Entities must response to a request by an individual required “as soon as possible” and “no later than 45 days” after the request is made.
IPP 7: Unique identifiers
IPP Entities will not be able to assign unique identifiers to individuals unless doing so is necessary for it to perform its functions or activities efficiently.
IPP 8: Anonymity
Individuals must have the option of not identifying themselves when dealing with the IPP Entity unless the entity is required or authorised by law to deal with the individuals who have identified themselves, or it is impracticable for the entity to deal with individuals who have not identified themselves.
IPP 9: Disclosure outside Australia
IPP 9 prohibits the disclosure of personal information to an overseas recipient unless an exception applies. IPP Entities will be able to disclose personal information overseas where it is:
- necessary for the performance of a contract (or pre-contract measures) between the individual and the IPP Entity;
- necessary for the conclusion or performance of a contract between the IPP Entity and a third party, which contract is in the interest of the individual; and
- for the benefit of the individual and, while it is impracticable to obtain the consent the of the individual, the individual would “be likely to give it”.
IPP 9 prohibits the overseas disclosure of de-identified information unless the IPP Entity takes reasonable steps to ensure that the recipient complies with the obligations imposed by IPP 11.
IPP 10: Automated decision-making
IPP 10 requires that IPP Entities be transparent about the adoption of automated decision-making processes which involve the use of personal information.
IPP 11: De-identified information
IPP 11 extends privacy protections to information even after it has been de-identified. De-identified information must be the subject of reasonable security measures. It prohibits the re-identification of de-identified information except in certain cases
The Government’s media release provides:
The WA Government provides a range of services and programs aimed at improving the quality of life for Western Australians. In order to deliver these, we collect and hold information about Western Australians.
To protect the personal information of Western Australians and facilitate responsible use and sharing of government information, the WA Government has introduced the Privacy and Responsible Information Sharing Bill to Parliament.
The proposed privacy and responsible information sharing legislation will provide Western Australians with greater control over their personal information and improve the delivery of government services. This legislation will enable information to be shared within government for the right reasons and provide greater accountability and transparency about how government handles your personal information.
Alongside the Privacy and Responsible Information Sharing Bill is the proposed Information Commissioner Bill, the proposed legislation will establish new officeholders, the Information Commissioner, Privacy Deputy Commissioner, Information Access Deputy Commissioner and Chief Data Officer. The Information Commissioner and Privacy Deputy Commissioner will be independent statutory officeholders, reporting directly to Parliament and having responsibility for privacy matters in WA. The Chief Data Officer will promote a culture of transparency, accountability, and safe use for government information.

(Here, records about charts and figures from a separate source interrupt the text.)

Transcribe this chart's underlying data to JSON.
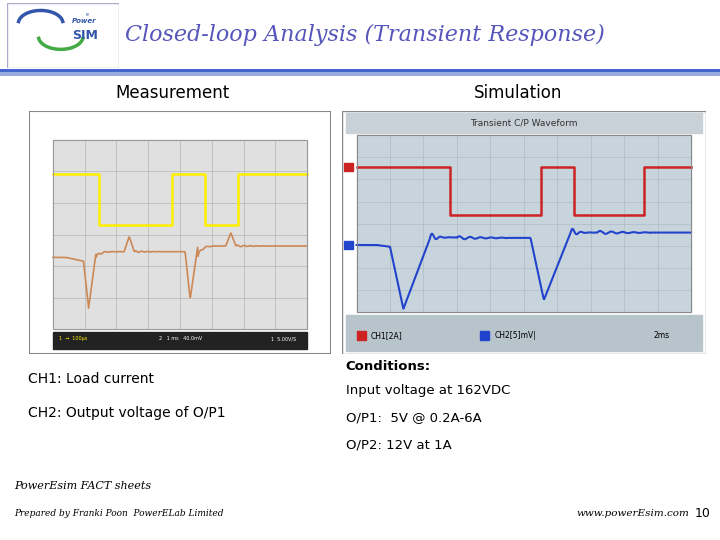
{
  "title": "Closed-loop Analysis (Transient Response)",
  "title_color": "#5555bb",
  "title_fontsize": 16,
  "bg_color": "#ffffff",
  "blue_line_color": "#4466cc",
  "measurement_label": "Measurement",
  "simulation_label": "Simulation",
  "ch1_label": "CH1: Load current",
  "ch2_label": "CH2: Output voltage of O/P1",
  "conditions_title": "Conditions:",
  "conditions_lines": [
    "Input voltage at 162VDC",
    "O/P1:  5V @ 0.2A-6A",
    "O/P2: 12V at 1A"
  ],
  "footer_left1": "PowerEsim FACT sheets",
  "footer_left2": "Prepared by Franki Poon  PowerELab Limited",
  "footer_right": "www.powerEsim.com",
  "footer_page": "10",
  "osc_outer_bg": "#b8b8b8",
  "osc_screen_bg": "#e0e0e0",
  "ch1_yellow": "#ffee00",
  "ch2_brown": "#cc8855",
  "sim_outer_bg": "#b0bac4",
  "sim_screen_bg": "#c8d4dc",
  "sim_ch1_color": "#cc2222",
  "sim_ch2_color": "#2244cc",
  "sim_legend_label1": "CH1[2A]",
  "sim_legend_label2": "CH2[5]mV|",
  "sim_time_label": "2ms",
  "sim_title": "Transient C/P Waveform"
}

Broadly, the proposed legislation introduces reforms that provide:
-
- guiding privacy principles and a framework to govern the collection, use, disclosure and security of personal information across the public sector;
- a mandatory information breach notification scheme, requiring agencies to notify the Information Commissioner and affected individuals of serious information breaches involving personal information;
- a statutory mechanism for WA public sector agencies to share information only when adhering to new stringent standards for risk assessment, decision making, governance and transparency; and
- a mechanism that supports Aboriginal data governance in WA, by requiring that Aboriginal people and communities are involved or consulted when government information that primarily affects Aboriginal people is shared.